In the Spring Budget, the Chancellor classified nuclear energy as environmentally sustainable opening the way the sector to access the same incentives as renewables, again emphasising the Government’s commitment to nuclear energy.
It is increasingly clear, even to UK Greens that nuclear is a far better option than fossil alternatives such as gas and that with the anticipated electrification of both transport and heat that a very significant baseload generation capability is required. As such, the bar has been set for nuclear at 24 GW of generation - a long way from the approximately 4 GW of nuclear generation we have today.
Within a few years, existing generation will have dwindled to the 1.2 GW of Sizewell B, with Hinkley Point due to start generating 3.2 GW from 2026 onwards, and Sizewell C still on the starting blocks. There remains much to be done to get to 24 GW of generation, which is why the gentle push of the reclassification is in the right direction.
There is the need to ramp up the current generation of large, pressurised water and boiling water reactors which have demonstrated reliability and safety, but there is also a need to think longer term and recognise that the isotope of uranium, uranium-235, which is used in reactors is a reasonably rare commodity.
Professor Martin Freer, Director of the Birmingham Energy Institute - University of Birmingham
There is the need to ramp up the current generation of large, pressurised water and boiling water reactors which have demonstrated reliability and safety, but there is also a need to think longer term and recognise that the isotope of uranium, uranium-235, which is used in reactors is a reasonably rare commodity. This isotope forms less than one percent of natural uranium which is dominated by uranium-238. To operate, most current reactors need enriched uranium in which the fraction of uranium-235 is enhanced. Depending on the rate of usage, existing natural sources of uranium extractable by mining might only last another 100 years. Though the cost of the fuel represents only a reasonably small fraction - some 20% of the operating costs of the reactor - future cost rises could make nuclear generation less competitive.
Consequently, there is a need to look at next generation reactors, such as so-called ‘fast reactors’, which can use uranium-238 as a fuel. Current reactors use thermal neutrons, where the neutrons are slowed down, or moderated, to the point where their energy is representative of the thermal environment they are in. Fast neutrons are higher energy and can initiate reactions on the harder to fission uranium-238.
These next generation reactors also have the potential of being able to ‘burn’ elements such as plutonium, of which the UK has a significant stockpile arising from nuclear waste reprocessing, but also other nuclear waste elements. The UK has set its ambitions around developing a High Temperature Gas-cooled Reactor as a next generation reactor given the large amount of national expertise stemming from the UK’s fleet of AGR (Advanced Gas-cooled Reactors). These high temperature reactors have the potential for process heat production which can be exploited by co-located industry, but also hydrogen production.
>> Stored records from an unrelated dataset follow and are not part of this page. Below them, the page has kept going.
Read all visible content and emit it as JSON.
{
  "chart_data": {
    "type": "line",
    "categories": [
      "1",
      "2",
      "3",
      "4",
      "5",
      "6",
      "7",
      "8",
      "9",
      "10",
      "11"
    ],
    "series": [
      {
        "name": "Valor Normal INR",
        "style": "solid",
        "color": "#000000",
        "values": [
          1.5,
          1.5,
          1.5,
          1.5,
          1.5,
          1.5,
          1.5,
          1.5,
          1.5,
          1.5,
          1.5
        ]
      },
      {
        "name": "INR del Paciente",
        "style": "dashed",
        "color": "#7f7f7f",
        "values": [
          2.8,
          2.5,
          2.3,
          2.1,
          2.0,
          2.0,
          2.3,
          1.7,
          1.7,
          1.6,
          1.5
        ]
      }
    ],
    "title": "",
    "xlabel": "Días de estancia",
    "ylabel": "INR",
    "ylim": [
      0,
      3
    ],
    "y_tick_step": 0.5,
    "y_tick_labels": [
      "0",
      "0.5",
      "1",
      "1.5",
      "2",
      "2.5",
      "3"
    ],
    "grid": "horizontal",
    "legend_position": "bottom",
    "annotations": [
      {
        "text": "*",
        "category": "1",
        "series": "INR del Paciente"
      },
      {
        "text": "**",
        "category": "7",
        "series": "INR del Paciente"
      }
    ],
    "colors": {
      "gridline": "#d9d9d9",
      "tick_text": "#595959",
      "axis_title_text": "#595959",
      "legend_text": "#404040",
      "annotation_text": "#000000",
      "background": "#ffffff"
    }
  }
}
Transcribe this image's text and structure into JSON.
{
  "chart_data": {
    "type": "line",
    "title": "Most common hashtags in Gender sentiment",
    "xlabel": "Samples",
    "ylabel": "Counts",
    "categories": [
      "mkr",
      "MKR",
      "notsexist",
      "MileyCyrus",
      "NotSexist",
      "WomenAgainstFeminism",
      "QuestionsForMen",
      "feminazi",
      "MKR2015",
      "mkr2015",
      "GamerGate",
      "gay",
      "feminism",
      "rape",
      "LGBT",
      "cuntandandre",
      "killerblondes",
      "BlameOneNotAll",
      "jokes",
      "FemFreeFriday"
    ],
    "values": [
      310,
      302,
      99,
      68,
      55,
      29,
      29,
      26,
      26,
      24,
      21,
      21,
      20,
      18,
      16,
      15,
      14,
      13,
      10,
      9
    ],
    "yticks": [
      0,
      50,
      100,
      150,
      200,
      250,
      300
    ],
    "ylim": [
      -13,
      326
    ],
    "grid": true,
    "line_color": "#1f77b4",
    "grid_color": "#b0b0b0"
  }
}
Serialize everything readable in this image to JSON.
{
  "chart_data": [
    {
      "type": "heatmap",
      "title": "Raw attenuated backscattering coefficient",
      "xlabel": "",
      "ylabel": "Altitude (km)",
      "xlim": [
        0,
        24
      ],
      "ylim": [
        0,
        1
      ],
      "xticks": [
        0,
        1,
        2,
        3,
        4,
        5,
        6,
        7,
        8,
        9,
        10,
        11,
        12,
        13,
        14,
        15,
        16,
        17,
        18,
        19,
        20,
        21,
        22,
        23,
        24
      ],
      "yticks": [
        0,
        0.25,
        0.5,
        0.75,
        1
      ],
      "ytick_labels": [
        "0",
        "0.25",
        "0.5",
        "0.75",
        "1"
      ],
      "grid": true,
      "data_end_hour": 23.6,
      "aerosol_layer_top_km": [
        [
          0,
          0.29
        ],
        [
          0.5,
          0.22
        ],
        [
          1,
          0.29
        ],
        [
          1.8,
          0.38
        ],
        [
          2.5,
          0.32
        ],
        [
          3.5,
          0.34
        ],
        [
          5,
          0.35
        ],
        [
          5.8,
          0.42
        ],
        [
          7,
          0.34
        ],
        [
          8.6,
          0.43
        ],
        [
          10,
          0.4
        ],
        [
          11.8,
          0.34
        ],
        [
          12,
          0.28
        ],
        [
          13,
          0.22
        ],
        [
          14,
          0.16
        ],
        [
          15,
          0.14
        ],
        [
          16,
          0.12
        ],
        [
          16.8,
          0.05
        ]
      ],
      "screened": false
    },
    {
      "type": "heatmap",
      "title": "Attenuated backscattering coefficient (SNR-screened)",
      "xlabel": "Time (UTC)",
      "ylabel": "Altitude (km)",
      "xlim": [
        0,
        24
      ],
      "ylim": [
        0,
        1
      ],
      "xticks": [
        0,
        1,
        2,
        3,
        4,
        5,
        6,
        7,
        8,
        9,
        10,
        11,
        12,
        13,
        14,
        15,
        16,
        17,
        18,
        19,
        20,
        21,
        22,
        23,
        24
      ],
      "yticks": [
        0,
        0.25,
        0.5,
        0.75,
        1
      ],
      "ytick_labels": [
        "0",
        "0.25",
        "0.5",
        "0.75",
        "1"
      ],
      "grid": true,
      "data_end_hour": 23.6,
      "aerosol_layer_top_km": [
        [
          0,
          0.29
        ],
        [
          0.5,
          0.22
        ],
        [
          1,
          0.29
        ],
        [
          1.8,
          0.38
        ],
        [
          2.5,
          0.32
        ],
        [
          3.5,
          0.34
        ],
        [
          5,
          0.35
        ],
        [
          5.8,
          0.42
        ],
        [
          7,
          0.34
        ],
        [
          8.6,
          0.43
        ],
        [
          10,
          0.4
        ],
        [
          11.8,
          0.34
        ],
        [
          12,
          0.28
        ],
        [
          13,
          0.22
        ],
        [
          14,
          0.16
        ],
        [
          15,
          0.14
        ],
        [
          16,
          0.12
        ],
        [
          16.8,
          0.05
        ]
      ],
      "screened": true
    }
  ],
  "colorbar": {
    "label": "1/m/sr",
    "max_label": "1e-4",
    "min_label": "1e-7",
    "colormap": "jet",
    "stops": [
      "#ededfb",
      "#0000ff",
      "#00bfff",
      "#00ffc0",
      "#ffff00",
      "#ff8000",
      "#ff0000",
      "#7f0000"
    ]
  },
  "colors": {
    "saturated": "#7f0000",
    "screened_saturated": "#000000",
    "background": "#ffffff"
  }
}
So how environmentally sustainable is nuclear now and how sustainable will it be in the future? There are perhaps two aspects to consider. The first is the amount of CO2 generated per kWh of energy generated. Nuclear energy is in its generation intrinsically zero carbon, the nuclear fission process produces two atomic nuclei at high energy which are slowed down inside the uranium fuel generating heat. It is this heat which boils water and drives a steam turbine, generating electricity.
However, there are carbon emissions associated with the construction of the power station – there is a lot of concrete – decommissioning and fuel processing but given that nuclear power stations operate over a period of 60 years these contributions average over each kWh to be very low and around the same as wind and solar. In this way this is an environmentally sustainable technology.
The biggest push pack comes from the issue of what to do with the nuclear fuel post operation, or nuclear waste. At present the UK is engaged in developing a nuclear waste repository in which the waste will be safely disposed of deep underground. The ambition is to have a nuclear waste repository operating within the next 20 years, and certainly on a timescale that matches the need to manage the decommissioning of the Sellafield site. The cost of the management of Sellafield and the waste repository construction is eye watering - running to hundreds of billions of pounds. However, until this repository development is achieved, environmental sustainability remains an issue. This is high priority if the UK is going to be serious about the 24 GW of generation.
Finally, there is the need to address public concerns over safety. There remains a perception that nuclear energy is high risk with concerns over existing power plants in Ukraine, the history of well-publicised accidents such as Chernobyl and Fukushima, and the broader concerns over radiation. The facts are that nuclear energy is highly regulated. It has extraordinarily high levels of safeguards associated with operation and approval for plant design by the UK Office for Nuclear Regulation. Because of these measures, nuclear energy is in fact historically one of the safest energy technologies we have – perhaps remarkably even safer than wind compared to the integrated energy generated with the associated safety record.
So the bottom line is that, if the nuclear sector does sort out the waste disposal issue, it has a credible argument to make around being environmentally sustainable.